У твоей матери дед какой был? Уйдет к любушке на неделю, а жена должна встревать его за два квартала. Раз не встретила, так от страха залезла на дерево. Любовь.
— Когда любят, к чужим не бегают, папа,— сказала Манечка.
— Ну и сиди. Ты не дочь золотаря, я за тебя двадцать пять тысяч приданого давать не буду.
— Завелся, завелся наш батько, — вышла успокаивать мать.— Он не может.
Отец усовестился перед сыном-героем и замолк. Манечка оделась, умылась, выпила молока и в комнате обняла брата, да так и не отпускала, покачиваясь вместе с ним из стороны в сторону.
— У тебя ничего не болит? Ты опять был в этом Петербурге? — Она прищурилась, подумала, наверно, о той женщине, которая погубила три года назад ее братца. — Ты ж мой братик, — поцеловала она его, — ты ж мой роднулечка. Папа как тебя встретил?
— «Ну подойди до меня, бисова душа, чи правда ты храбрый казак?»
— Он жда-ал тебя. На маму: «Смотри мне, бисова душа, шоб тесто было готово». Каждый день пироги пекли. И настойка всегда на столе. А я серебряный стаканчик получила. За усердие.

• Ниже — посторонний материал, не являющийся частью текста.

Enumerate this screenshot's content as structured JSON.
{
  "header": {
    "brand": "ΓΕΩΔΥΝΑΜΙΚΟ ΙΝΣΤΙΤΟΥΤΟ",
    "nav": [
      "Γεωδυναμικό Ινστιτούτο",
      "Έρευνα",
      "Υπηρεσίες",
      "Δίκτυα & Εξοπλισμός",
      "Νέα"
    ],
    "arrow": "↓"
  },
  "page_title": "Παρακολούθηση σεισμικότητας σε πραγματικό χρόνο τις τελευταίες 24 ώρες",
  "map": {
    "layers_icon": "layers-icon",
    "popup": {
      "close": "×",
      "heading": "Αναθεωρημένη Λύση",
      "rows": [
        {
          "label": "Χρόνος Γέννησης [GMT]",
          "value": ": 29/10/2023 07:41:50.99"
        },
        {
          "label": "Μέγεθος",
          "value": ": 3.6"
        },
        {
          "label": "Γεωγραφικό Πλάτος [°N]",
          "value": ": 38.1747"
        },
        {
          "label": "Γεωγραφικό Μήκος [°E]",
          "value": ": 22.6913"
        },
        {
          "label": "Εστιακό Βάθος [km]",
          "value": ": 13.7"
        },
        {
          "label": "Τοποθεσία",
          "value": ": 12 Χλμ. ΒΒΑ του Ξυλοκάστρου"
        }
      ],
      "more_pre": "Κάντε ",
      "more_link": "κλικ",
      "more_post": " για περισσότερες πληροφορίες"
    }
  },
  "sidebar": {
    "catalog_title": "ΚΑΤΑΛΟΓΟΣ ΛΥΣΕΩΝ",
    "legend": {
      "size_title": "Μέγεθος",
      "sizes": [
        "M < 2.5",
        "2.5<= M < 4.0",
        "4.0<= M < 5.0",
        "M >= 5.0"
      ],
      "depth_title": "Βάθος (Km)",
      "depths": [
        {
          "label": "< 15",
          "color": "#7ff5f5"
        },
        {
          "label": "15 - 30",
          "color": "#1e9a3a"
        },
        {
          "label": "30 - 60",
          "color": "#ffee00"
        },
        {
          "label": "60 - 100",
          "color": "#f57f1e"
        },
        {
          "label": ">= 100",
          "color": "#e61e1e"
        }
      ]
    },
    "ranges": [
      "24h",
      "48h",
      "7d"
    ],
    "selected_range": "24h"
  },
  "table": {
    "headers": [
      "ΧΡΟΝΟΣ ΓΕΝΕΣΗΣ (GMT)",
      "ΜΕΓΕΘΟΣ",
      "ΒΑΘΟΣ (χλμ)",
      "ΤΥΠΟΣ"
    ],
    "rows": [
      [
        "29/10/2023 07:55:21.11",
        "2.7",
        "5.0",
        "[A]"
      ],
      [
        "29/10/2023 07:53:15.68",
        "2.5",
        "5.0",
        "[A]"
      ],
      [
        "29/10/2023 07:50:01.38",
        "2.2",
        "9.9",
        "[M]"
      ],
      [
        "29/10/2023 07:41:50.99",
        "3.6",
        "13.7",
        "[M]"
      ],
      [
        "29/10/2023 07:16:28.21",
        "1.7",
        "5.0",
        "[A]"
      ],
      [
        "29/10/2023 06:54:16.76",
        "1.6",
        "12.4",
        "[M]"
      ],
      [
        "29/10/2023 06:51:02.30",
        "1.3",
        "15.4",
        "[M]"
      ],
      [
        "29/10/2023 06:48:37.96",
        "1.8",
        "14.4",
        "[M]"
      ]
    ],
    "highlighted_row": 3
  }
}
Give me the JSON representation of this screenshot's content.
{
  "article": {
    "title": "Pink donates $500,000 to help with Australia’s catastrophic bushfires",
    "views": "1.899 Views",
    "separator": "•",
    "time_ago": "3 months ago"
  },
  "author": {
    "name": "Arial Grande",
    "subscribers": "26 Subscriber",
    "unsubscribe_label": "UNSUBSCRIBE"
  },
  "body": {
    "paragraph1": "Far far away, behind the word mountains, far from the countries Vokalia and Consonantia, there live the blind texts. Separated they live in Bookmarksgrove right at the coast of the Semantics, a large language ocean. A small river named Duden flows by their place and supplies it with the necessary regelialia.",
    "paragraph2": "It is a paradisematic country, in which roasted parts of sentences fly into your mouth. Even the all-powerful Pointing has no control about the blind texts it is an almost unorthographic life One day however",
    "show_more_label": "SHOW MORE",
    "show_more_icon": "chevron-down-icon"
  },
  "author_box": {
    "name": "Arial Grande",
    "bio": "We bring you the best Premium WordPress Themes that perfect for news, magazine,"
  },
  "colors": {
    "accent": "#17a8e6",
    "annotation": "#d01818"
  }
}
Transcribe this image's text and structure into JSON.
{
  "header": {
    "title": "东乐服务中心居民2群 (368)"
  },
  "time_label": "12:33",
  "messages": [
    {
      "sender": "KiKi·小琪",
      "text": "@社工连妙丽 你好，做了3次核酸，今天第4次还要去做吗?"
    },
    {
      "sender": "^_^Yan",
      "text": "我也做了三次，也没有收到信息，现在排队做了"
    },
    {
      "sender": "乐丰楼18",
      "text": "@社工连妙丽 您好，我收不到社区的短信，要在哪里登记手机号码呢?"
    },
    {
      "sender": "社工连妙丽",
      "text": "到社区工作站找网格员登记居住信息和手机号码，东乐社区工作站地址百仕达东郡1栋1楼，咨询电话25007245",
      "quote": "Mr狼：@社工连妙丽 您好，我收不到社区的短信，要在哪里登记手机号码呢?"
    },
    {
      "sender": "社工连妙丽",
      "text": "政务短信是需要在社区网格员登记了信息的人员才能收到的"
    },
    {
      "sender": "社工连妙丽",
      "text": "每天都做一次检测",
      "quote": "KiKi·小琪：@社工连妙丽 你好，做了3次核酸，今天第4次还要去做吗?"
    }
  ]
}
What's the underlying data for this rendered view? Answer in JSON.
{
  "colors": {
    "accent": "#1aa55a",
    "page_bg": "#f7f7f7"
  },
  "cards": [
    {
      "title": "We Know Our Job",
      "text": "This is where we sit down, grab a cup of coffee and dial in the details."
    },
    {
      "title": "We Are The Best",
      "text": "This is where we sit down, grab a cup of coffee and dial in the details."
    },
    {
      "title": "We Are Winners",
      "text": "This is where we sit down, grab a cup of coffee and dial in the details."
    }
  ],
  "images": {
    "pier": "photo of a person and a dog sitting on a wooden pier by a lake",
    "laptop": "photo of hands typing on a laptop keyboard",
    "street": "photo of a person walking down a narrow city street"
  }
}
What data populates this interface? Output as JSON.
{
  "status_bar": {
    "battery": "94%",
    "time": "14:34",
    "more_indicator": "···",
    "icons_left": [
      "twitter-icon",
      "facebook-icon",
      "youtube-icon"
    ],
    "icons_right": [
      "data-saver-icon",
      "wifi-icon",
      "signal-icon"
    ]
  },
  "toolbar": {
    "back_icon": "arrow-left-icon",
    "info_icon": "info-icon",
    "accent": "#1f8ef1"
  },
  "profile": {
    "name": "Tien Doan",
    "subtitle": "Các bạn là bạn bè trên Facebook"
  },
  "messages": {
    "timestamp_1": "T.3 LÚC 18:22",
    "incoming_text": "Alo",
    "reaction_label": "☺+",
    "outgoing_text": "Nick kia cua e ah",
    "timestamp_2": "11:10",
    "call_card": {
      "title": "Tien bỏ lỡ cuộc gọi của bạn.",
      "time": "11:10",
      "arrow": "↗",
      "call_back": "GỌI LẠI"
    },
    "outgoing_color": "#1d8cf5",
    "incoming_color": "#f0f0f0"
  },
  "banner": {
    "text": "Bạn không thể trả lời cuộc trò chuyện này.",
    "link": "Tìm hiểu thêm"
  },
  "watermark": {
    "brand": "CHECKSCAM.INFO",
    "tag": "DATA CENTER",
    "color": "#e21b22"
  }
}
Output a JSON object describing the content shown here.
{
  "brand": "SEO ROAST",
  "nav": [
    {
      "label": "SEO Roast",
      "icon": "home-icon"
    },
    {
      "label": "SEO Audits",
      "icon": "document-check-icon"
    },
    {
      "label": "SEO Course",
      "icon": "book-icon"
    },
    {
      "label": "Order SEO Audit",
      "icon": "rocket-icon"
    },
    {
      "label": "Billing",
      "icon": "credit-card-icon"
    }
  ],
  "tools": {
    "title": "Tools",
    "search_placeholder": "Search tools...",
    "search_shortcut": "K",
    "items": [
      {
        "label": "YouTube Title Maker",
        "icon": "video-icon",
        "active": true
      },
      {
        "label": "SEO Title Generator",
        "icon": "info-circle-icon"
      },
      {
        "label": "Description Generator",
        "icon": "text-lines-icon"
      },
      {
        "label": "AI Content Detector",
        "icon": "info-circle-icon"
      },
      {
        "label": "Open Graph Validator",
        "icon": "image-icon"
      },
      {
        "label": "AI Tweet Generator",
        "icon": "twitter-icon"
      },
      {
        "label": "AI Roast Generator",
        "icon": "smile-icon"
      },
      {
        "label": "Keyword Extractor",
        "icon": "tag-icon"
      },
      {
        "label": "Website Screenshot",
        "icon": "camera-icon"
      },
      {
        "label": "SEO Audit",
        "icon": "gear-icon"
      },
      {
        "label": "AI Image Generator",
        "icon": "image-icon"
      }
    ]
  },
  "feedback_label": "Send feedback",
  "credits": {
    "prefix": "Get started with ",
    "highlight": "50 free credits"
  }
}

— И медаль получишь, если будем долго воевать. Все такая же худенькая. Одни косточки.
— Мой братик... Страшно там? Много турок убил?
— Говорят наши дамы: нынешняя война есть война за мирную цивилизацию. Разве страдание может быть мирно?
— Я себе голову этим не забиваю.
— Та свисни ты с его! — прикрикнул отец.
— Садитесь уже, — позвала матушка. — Все готово.
— Мне уже бежать надо, — сказала Манечка, — фургон наш ждет, наверно.
— Кого ждет жених, а Манечку нашу фургон.
— Врачевать увечных и недужных — мое призвание.
— А ранняя пташка росу пьет.
— Ну идите, идите! — толкала их мать, — Борщ свежий.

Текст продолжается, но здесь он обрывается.